Pirozzolo, Jason; Shaw, Lindsey; Chavez, Jose

Medicine & Science in Sports & Exercise: May 2011 - Volume 43 - Issue 5 - p 677
doi: 10.1249/01.MSS.0000401877.37288.00
E-27 Free Communication/Poster - Environment and Applied Physiology: JUNE 3, 2011 7:30 AM - 12:30 PM: ROOM: Hall B

1Florida Hospital Centra Care, Orlando, FL. 2University of South Florida, Tampa, FL. 3Zimek Technologies, LLC, Tampa, FL. (Sponsor: Thomas Best, FACSM)

Email: jasonpirozzolo@yahoo.com

(No relationships reported)

The effective environmental disinfection of locker rooms, training rooms, and buses is an important and underexplored approach for the control and reduction of MRSA infections. Multiple studies have shown that environmental contamination plays a significant role in the transmission of MRSA, which can survive on surfaces for prolonged periods of time. Furthermore, it has been demonstrated that the reoccupation of rooms previously inhabited by an individual infected by MRSA significantly increases the probability of the new occupant becoming infected. This coupled with spray and wipe applications, which frequently do not deliver the appropriate amount of disinfectant or the proper exposure time, can lead to the dissemination of localized contamination into a wider area. Because of these issues, the efficacy of novel application methods for the decontamination of such environments is desperately needed. We present here the application of such a system, which is capable of delivering a disinfectant to all surfaces in a room accessible to free airflow, and, through automation, is able to eliminate problems associated with user error, such as improper amounts of disinfectant being used, insufficient exposure time, or missed spots.

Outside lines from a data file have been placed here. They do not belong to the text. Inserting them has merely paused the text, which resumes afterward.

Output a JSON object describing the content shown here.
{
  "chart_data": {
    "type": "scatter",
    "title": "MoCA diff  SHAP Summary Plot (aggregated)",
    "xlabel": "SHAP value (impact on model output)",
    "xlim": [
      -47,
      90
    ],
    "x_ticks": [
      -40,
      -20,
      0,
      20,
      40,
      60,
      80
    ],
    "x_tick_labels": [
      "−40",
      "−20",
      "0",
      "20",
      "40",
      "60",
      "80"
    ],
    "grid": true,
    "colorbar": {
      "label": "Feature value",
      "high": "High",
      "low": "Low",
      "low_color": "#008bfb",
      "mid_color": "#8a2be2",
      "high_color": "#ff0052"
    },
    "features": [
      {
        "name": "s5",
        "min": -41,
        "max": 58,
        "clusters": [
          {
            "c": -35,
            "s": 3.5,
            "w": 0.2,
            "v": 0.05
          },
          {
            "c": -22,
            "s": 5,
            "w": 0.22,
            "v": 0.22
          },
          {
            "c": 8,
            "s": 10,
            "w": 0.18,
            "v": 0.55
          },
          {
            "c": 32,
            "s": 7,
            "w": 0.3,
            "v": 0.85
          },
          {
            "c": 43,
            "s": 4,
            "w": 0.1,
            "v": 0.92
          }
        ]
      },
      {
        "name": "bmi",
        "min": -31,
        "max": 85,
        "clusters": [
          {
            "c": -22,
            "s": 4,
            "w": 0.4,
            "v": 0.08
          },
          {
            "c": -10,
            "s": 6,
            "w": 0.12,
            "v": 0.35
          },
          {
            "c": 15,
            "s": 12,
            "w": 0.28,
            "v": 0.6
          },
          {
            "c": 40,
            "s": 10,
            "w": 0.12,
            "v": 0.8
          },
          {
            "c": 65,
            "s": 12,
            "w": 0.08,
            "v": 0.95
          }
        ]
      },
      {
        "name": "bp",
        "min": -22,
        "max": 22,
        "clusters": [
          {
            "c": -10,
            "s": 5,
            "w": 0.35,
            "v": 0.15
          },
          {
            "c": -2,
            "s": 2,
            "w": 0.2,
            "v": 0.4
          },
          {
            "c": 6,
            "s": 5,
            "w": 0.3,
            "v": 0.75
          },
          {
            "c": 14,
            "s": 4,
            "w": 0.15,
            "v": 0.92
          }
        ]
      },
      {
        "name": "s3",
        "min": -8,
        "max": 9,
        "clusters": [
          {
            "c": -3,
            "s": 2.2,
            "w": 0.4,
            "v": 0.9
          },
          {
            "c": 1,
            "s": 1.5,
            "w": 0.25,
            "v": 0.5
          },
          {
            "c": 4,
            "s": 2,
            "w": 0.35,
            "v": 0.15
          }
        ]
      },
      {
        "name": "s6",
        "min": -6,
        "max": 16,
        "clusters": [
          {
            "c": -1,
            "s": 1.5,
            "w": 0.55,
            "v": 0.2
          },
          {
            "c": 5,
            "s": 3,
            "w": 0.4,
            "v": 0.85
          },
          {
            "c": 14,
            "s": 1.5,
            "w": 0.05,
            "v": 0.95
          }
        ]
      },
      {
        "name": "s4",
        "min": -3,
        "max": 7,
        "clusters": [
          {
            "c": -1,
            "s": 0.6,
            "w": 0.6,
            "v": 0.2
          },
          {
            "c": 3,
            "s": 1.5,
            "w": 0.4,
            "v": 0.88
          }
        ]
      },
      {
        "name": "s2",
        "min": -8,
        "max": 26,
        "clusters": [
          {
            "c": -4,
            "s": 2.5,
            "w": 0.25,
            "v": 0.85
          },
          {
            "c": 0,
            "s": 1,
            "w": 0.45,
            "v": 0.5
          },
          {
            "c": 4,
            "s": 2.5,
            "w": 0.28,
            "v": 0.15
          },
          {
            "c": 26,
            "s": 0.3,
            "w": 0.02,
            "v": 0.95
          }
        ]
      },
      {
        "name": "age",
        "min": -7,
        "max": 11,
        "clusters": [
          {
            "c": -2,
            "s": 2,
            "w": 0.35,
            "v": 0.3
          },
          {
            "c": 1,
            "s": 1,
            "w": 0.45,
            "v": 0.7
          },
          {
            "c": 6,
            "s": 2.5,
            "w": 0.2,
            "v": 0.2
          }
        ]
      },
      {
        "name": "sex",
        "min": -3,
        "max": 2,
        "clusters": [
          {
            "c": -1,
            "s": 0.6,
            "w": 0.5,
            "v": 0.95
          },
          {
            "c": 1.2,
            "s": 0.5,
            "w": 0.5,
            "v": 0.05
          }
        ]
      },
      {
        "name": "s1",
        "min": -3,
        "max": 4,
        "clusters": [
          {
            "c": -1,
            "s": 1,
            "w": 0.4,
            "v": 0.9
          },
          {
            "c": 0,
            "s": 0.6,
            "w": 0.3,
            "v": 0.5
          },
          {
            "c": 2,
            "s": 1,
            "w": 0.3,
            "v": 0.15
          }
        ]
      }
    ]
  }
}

PURPOSE: To test the efficacy of an automatic room and vehicle decontamination system on MRSA killing in various locations, including a locker room, training room, and bus.

METHODS: Using a sterile inoculating loop, an isolated colony of USA100 MRSA was inoculated into a flask Trypric Soy Broth (TSB). In a BSC, a 10 μl aliquot of the test culture was added to the non-frosted end of a sterile glass slide using a calibrated micro pipette. The inoculums were spread over a 1" × 1" surface of the slide using a sterile pipette tip. The slides were placed at various locations throughout the room. Using a Zimek Touch-Free Rapid Decontamination System, The room was treated for 76 minutes (25 minute misting, 20 minute dwell, and 31 minute Zvac).

RESULTS: An average kill of 99.9996% was observed with no cells recovered. The untreated controls averaged 2,820,000 CFU/carrier.

CONCLUSIONS: The automated decontamination process effectively eradicated MRSA from multiple athletic facilities that have been implicit in transmission of cutaneous infections.